A la señora…
Éramos siete en el break, cuatro mujeres y tres hombres, uno de los cuales iba en el pescante junto al cochero, y subíamos al paso de los caballos la gran cuesta por la que serpenteaba la carretera.
Habíamos salido de Étretat al alba para ir a visitar las ruinas de Tancarville, y estábamos aún dormitando, entumecidos por el fresquito de la madrugada. Sobre todo las mujeres, poco acostumbradas a los madrugones del cazador, cerraban a cada momento los párpados, inclinaban la cabeza o bien bostezaban, insensibles a la emoción de la salida del sol.
Era otoño. A ambos lados del camino se extendían los campos desnudos, amarillentos por los rastrojos de avena y de trigo segados que cubrían el suelo como una barba mal afeitada.
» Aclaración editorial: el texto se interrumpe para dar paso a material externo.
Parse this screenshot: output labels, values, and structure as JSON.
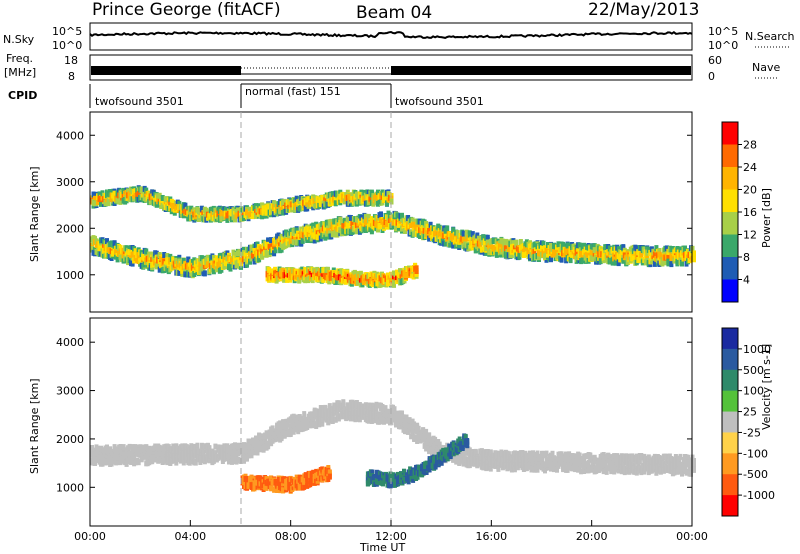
{
  "header": {
    "station": "Prince George (fitACF)",
    "beam": "Beam 04",
    "date": "22/May/2013"
  },
  "panels": {
    "nsky_label": "N.Sky",
    "nsky_ticks": [
      "10^5",
      "10^0"
    ],
    "nsearch_label": "N.Search",
    "freq_label_1": "Freq.",
    "freq_label_2": "[MHz]",
    "freq_ticks": [
      "18",
      "8"
    ],
    "nave_label": "Nave",
    "nave_ticks": [
      "60",
      "0"
    ],
    "cpid_label": "CPID"
  },
  "cpid_segments": [
    {
      "label": "twofsound 3501",
      "start_h": 0,
      "end_h": 6
    },
    {
      "label": "normal (fast) 151",
      "start_h": 6,
      "end_h": 12
    },
    {
      "label": "twofsound 3501",
      "start_h": 12,
      "end_h": 24
    }
  ],
  "chart_data": [
    {
      "type": "heatmap",
      "title": "Power",
      "xlabel": "Time UT",
      "ylabel": "Slant Range [km]",
      "xlim": [
        0,
        24
      ],
      "ylim": [
        200,
        4500
      ],
      "x_ticks": [
        "00:00",
        "04:00",
        "08:00",
        "12:00",
        "16:00",
        "20:00",
        "00:00"
      ],
      "y_ticks": [
        "1000",
        "2000",
        "3000",
        "4000"
      ],
      "colorbar_label": "Power [dB]",
      "colorbar_ticks": [
        "28",
        "24",
        "20",
        "16",
        "12",
        "8",
        "4"
      ],
      "colorbar_colors": [
        "#ff0000",
        "#ff6a00",
        "#ffb400",
        "#ffe000",
        "#a8d048",
        "#3aa86a",
        "#1f5cb4",
        "#0000ff"
      ],
      "bands": [
        {
          "name": "main",
          "ranges_km": [
            [
              0,
              1650
            ],
            [
              2,
              1350
            ],
            [
              4,
              1150
            ],
            [
              6,
              1350
            ],
            [
              8,
              1800
            ],
            [
              10,
              2050
            ],
            [
              12,
              2150
            ],
            [
              14,
              1850
            ],
            [
              16,
              1600
            ],
            [
              18,
              1500
            ],
            [
              20,
              1450
            ],
            [
              22,
              1400
            ],
            [
              24,
              1400
            ]
          ],
          "power_db": 24
        },
        {
          "name": "upper",
          "ranges_km": [
            [
              0,
              2600
            ],
            [
              2,
              2750
            ],
            [
              4,
              2300
            ],
            [
              6,
              2300
            ],
            [
              8,
              2500
            ],
            [
              10,
              2650
            ],
            [
              12,
              2650
            ]
          ],
          "power_db": 14
        },
        {
          "name": "near",
          "ranges_km": [
            [
              7,
              1000
            ],
            [
              9,
              1000
            ],
            [
              11,
              900
            ],
            [
              12,
              900
            ],
            [
              13,
              1100
            ]
          ],
          "power_db": 27
        }
      ]
    },
    {
      "type": "heatmap",
      "title": "Velocity",
      "xlabel": "Time UT",
      "ylabel": "Slant Range [km]",
      "xlim": [
        0,
        24
      ],
      "ylim": [
        200,
        4500
      ],
      "x_ticks": [
        "00:00",
        "04:00",
        "08:00",
        "12:00",
        "16:00",
        "20:00",
        "00:00"
      ],
      "y_ticks": [
        "1000",
        "2000",
        "3000",
        "4000"
      ],
      "colorbar_label": "Velocity [m s-1]",
      "colorbar_ticks": [
        "1000",
        "500",
        "100",
        "25",
        "-25",
        "-100",
        "-500",
        "-1000"
      ],
      "colorbar_colors": [
        "#1a2aa0",
        "#2a5aa0",
        "#2f8a6a",
        "#54c23a",
        "#bfbfbf",
        "#ffd24a",
        "#ff9a20",
        "#ff5a10",
        "#ff0000"
      ],
      "bands": [
        {
          "name": "ground-scatter",
          "ranges_km": [
            [
              0,
              1650
            ],
            [
              6,
              1700
            ],
            [
              8,
              2300
            ],
            [
              10,
              2600
            ],
            [
              12,
              2500
            ],
            [
              14,
              1700
            ],
            [
              16,
              1550
            ],
            [
              24,
              1450
            ]
          ],
          "velocity_ms": 0
        },
        {
          "name": "negative-flow",
          "ranges_km": [
            [
              6,
              1100
            ],
            [
              8,
              1050
            ],
            [
              9.5,
              1300
            ]
          ],
          "velocity_ms": -300
        },
        {
          "name": "positive-flow",
          "ranges_km": [
            [
              11,
              1200
            ],
            [
              12,
              1150
            ],
            [
              13,
              1300
            ],
            [
              15,
              2000
            ]
          ],
          "velocity_ms": 200
        }
      ]
    }
  ]
}
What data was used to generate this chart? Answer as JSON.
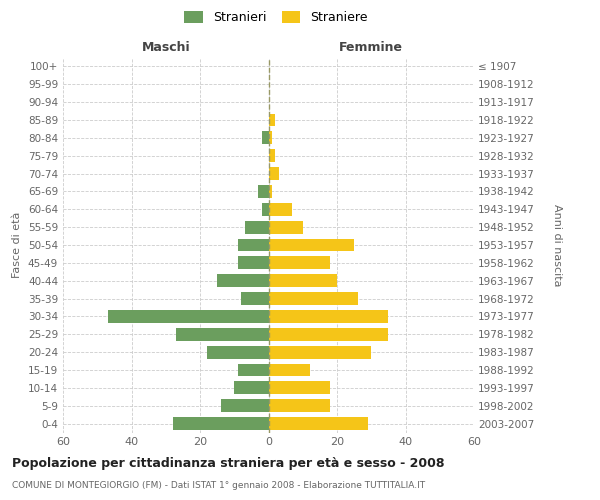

La tierra calinosa parecía humear. Unas alondras cantaban en los aires, otros pájaros piaban en los matorrales.
Finalmente, se alzó el sol delante de nosotros, todo rojo en la línea del horizonte; y a medida que ascendía, haciéndose cada vez más claro, parecía que también la campiña se despertara y sonriera, se sacudiera y se quitara, como una muchacha que abandona el lecho, su camisa de blancos vapores.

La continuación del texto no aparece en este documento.